Todavia, o caso da Ucrânia continua sendo o “erro” mais escandaloso porque Lula insiste em cometer os mesmos disparates, ou seja, em reafirmar suas concepções.

A declaração desastrosa mais recente (no momento em que escrevo este artigo) foi a entrevista ao jornal português Público. Respondendo ao jornalista que lhe perguntou sobre as violações dos direitos humanos na China (mencionando os campos de concentração de Xinjiang onde se pratica a tortura e a lei de segurança nacional imposta a Hong Kong), ele disse:

Todos os países do mundo têm problemas. Nós precisamos aprender a respeitar a autodeterminação dos povos. A China encontrou um jeito de resolver os seus problemas, e um jeito que permitiu que a China logo logo se transforme na primeira economia do mundo“.

É uma barbaridade do ponto de vista da democracia. É como se o progresso material justificasse a prisão, a tortura, a morte, as restrições das liberdades civis e dos direitos políticos. Ela revela o Lula nu e cru (sem a maquiagem dos passapanistas).

Mas antes, em entrevista à RTP portuguesa, Lula já havia voltado a falar:

É preciso construir uma narrativa que convença Putin e Zelensky de que a guerra não é a melhor maneira para resolver os problemas.”

Do jeito que Lula insiste em falar, parece que Zelensky optou pela guerra como modo de resolver os problemas. É falso. A Ucrânia foi invadida e está sendo massacrada pelas tropas do ditador russo. Para ela, a alternativa a resistir é desaparecer.

No tal “clube da paz“, proposto por Lula, além de EUA e União Europeia (que Lula considera, falsamente, como envolvidos na guerra), estão três regimes antidemocráticos (que seriam “neutros“): China (ditadura pró-Rússia), Índia e Turquia (ambas autocracias eleitorais, segundo a classificação do V-Dem, da Universidade de Gotemburgo). Ainda bem que – além do Lavrov, cachorro de Putin (“cachorro” no sentido de A revolução dos bichos, de George Orwell) – ninguém deu bola para esse disparate, a não ser por educação.

E antes, logo que chegou a Portugal, Lula mentiu mais uma vez. Reafirmou que os países da União Europeia que socorrem a Ucrânia entraram na guerra. Para exemplificar disse que se devolvesse as munições (do Leopard 2) recebidas da Alemanha, o Brasil entraria na guerra. É falso também. Segundo a ONU socorrer um povo agredido não é entrar em guerra.

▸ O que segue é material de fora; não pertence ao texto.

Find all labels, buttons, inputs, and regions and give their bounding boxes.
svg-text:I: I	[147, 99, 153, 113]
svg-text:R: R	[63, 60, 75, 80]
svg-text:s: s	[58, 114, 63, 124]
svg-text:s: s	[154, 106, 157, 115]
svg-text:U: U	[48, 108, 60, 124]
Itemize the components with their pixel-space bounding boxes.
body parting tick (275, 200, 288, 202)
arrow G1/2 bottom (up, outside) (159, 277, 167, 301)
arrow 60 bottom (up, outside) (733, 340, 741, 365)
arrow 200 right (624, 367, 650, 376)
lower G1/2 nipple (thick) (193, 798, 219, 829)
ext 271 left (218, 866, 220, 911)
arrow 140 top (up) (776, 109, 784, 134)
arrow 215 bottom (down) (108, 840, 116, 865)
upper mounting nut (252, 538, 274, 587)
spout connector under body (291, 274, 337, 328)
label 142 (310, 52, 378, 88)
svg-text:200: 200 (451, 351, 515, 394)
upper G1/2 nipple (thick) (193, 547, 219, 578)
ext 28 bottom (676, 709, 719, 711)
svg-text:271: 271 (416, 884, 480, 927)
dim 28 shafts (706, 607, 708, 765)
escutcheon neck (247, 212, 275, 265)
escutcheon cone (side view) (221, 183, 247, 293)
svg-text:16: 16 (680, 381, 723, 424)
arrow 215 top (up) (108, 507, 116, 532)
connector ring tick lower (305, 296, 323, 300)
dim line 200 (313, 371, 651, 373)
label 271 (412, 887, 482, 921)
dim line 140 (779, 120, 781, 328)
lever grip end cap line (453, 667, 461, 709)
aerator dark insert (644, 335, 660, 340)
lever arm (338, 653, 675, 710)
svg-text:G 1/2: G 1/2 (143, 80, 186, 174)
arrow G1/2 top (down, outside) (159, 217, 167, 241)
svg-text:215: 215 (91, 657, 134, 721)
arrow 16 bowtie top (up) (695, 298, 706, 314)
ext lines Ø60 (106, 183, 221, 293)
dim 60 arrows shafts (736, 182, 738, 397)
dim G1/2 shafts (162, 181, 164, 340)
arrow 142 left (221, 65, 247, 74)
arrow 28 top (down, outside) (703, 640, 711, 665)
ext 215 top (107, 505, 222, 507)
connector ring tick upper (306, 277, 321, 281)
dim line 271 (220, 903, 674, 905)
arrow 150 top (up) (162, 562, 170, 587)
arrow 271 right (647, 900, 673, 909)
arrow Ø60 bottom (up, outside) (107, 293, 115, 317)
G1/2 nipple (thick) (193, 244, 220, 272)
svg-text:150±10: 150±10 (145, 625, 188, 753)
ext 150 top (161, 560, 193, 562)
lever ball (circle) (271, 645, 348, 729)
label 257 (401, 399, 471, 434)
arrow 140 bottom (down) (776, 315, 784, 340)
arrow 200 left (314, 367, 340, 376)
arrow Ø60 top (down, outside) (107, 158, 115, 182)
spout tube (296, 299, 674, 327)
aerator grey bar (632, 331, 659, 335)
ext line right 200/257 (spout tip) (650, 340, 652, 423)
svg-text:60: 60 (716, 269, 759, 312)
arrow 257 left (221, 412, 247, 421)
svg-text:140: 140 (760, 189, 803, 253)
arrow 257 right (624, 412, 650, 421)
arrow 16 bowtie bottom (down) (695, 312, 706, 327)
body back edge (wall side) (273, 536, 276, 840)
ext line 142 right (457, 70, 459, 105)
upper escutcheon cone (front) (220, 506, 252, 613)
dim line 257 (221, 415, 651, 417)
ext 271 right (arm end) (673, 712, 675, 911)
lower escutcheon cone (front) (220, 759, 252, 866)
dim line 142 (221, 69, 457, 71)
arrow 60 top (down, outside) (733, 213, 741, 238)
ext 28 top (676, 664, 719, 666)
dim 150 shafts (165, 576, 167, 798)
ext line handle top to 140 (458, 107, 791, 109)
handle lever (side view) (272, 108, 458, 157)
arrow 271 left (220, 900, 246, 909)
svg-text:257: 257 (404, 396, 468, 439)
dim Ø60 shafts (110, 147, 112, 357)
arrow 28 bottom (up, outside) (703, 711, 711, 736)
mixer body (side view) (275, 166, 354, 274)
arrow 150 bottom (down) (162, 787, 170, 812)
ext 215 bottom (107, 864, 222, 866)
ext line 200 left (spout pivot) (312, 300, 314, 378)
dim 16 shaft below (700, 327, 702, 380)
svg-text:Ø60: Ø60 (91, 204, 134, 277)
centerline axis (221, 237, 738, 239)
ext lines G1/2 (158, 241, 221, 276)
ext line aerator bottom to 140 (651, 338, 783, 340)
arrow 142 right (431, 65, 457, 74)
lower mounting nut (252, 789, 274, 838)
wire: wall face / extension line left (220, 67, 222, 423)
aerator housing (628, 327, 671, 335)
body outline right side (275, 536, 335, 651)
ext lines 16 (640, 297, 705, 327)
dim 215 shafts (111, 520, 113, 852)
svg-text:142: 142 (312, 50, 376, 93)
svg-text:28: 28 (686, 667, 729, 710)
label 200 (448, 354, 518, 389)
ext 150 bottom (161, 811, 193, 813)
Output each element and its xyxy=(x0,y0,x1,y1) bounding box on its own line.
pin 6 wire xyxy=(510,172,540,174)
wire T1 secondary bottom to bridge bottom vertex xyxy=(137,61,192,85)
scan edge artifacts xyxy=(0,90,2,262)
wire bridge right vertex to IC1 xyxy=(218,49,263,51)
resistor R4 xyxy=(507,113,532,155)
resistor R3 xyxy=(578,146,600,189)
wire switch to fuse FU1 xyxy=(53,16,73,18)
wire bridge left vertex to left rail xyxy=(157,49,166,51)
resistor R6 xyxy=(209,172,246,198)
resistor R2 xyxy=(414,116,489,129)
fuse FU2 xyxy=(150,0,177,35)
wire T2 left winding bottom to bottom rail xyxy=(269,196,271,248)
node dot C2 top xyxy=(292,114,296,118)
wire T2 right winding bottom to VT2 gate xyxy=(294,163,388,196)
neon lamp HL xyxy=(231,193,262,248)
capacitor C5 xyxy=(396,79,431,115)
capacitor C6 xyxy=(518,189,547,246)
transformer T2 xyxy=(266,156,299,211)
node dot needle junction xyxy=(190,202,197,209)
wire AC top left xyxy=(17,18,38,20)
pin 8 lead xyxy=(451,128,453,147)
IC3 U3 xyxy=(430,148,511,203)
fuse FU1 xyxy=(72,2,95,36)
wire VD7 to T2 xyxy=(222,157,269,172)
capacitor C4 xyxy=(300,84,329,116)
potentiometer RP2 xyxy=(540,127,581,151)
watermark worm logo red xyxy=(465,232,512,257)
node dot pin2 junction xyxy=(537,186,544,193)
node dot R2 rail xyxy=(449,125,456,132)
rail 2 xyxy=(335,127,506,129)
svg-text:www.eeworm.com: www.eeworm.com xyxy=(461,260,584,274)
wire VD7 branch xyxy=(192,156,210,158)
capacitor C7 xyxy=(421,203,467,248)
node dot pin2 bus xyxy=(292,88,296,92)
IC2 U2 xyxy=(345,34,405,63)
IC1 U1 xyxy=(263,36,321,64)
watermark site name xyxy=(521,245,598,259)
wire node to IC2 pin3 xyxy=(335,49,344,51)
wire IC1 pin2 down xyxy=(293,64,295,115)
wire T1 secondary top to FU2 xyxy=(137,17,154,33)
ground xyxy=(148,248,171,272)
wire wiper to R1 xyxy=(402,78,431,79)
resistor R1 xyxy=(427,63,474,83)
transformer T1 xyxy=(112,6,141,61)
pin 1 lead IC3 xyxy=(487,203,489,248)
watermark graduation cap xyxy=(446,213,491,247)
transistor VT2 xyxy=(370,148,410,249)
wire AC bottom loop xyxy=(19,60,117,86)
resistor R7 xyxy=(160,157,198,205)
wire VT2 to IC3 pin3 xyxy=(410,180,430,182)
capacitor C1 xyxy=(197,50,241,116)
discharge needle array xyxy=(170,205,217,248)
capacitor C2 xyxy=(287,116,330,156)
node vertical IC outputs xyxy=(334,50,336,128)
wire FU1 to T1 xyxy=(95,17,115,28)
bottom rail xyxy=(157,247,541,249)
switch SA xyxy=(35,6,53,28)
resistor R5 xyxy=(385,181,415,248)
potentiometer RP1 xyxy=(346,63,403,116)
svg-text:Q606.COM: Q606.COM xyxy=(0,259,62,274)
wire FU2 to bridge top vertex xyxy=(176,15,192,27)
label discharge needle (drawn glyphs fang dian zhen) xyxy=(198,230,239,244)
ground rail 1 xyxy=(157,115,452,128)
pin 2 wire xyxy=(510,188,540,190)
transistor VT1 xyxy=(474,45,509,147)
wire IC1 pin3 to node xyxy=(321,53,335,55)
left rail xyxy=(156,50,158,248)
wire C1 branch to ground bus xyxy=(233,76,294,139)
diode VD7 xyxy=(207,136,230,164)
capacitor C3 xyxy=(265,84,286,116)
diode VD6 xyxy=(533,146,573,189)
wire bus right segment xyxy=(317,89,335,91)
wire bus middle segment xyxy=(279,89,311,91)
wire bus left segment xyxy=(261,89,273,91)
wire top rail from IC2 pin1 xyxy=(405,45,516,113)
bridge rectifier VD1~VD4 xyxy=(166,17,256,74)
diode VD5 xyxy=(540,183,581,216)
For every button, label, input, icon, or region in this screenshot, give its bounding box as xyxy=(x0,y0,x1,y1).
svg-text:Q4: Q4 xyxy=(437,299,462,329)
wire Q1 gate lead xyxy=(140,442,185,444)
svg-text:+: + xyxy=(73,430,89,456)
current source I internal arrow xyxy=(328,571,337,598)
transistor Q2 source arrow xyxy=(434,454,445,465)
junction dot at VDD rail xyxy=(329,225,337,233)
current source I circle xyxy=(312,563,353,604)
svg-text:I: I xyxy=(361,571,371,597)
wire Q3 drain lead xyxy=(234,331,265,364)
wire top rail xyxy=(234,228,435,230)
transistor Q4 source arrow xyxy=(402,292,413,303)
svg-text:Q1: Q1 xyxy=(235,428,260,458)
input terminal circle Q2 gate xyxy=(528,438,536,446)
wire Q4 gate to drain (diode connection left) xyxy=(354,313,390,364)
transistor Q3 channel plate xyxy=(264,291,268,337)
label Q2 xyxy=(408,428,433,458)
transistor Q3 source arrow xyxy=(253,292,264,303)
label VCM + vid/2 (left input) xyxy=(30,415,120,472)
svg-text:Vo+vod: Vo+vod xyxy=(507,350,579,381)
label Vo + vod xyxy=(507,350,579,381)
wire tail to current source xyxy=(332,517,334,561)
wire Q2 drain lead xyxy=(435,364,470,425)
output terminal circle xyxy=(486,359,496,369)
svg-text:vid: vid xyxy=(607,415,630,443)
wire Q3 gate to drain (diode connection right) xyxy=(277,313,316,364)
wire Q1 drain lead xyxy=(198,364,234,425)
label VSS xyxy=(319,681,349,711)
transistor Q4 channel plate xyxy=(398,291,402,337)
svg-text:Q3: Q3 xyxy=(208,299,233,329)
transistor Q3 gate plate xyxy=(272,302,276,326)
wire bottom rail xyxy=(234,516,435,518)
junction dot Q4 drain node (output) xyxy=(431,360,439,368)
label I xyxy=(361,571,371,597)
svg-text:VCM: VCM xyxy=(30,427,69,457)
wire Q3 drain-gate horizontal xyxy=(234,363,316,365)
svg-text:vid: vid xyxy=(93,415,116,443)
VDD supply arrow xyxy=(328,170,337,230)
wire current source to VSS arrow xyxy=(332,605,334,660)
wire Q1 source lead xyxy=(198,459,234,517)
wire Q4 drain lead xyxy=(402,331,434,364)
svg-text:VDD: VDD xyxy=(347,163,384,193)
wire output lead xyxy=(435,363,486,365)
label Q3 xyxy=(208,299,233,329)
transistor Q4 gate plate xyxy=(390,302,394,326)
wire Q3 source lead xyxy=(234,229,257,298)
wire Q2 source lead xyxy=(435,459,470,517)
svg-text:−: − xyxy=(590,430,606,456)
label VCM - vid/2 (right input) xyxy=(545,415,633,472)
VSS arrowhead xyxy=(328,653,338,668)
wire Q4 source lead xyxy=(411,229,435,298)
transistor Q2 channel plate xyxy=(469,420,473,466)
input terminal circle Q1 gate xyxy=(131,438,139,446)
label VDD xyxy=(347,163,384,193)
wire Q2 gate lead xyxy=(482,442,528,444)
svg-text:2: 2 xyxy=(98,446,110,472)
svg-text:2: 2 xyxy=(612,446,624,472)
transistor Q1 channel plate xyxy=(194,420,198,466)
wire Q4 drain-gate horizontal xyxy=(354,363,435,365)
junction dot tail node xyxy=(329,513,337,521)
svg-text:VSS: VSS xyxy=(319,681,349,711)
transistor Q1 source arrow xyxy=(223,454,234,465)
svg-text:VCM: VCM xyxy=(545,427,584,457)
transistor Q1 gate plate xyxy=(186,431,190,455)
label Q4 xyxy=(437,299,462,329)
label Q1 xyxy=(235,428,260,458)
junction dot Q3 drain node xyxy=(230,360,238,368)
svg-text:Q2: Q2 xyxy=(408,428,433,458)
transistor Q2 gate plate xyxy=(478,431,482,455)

Ora, todos sabem que não haverá paz na Ucrânia enquanto ela continuar sendo agredida. Cessar fogo, até pode ser. Para tanto, o invasor tem de se retirar do território ucraniano. O Brasil deveria estar empenhado nisso. Exigir a retirada das tropas invasoras do ditador Vladimir Putin. Para parar o atentado.

Ocorre que esta não é só a posição de Lula e sim do governo como um todo. O chanceler Mauro Vieira, presente na comitiva que foi a Portugal, afirmou em entrevista ao mesmo jornal português Público:

Nós nunca estabelecemos nenhuma condição prévia. O que queremos é que as partes se sentem e discutam possibilidades de paz“.

Ou seja, é oficial: o governo Lula não exige a retirada das tropas invasoras.

Repetindo o que já escrevi em outros artigos na Crusoé. A política externa do governo é a política externa do PT. E a política externa do PT é o PT. É nela que tudo se revela.

O que, porém, se revela?

Bem, em primeiro e último – poder-se-ia dizer, único – lugar, o que chamei de “antiliberalismo estrutural“.

A cabeça de Lula e do PT ainda funcionam na Guerra Fria. Por isso, seu namoro com as autocracias (como as que estão nos Brics, por exemplo) não é acidental e sim, digamos, “estrutural“.

O alinhamento (explícito ou in pectore) de Lula e do PT com Rússia, China, Índia, Irã (e certa simpatia dos seus militantes por Hezbollah e Hamas), Cuba, Venezuela, Nicarágua e Angola é consequência de um “antiliberalismo estrutural“. Ou seja, esse apoio preferencial às autocracias – contra as democracias liberais – não tem razões conjunturais (sobretudo econômicas) embora isso seja frequentemente usado como biombo para esconder opções políticas. É uma expressão do seu caráter político estruturalmente antiliberal.

Quer dizer, o pensamento lulopetista se estrutura (e é estruturado) pela ideia de que há uma (única) clivagem no mundo (que o define politicamente): os imperialistas e neocolonialistas, chefiados pelos Estados Unidos e representados pelos seus aliados europeus (da UE), asiáticos (Coréia do Sul, Taiwan e Japão) e da Oceania (Austrália e Nova Zelândia), com três exceções na América Latina imersa em populismos (Costa Rica, Chile, Uruguai) versus o países em desenvolvimento do chamado Sul Global, onde se destacam autocracias fechadas (como Cuba, China, Coreia do Norte), autocracias eleitorais (como Rússia, Índia e Irã) e democracias eleitorais parasitadas pelo populismo de esquerda (como Brasil, Bolívia, Argentina, México, Peru). Ou seja, para esse pensamento, exilado na primeira grande guerra fria, essas contraposições não são conjunturais, mas estruturais. Elas não mudam porque o mundo é (estruturalmente) assim (e só assim pode ser apreendido politicamente).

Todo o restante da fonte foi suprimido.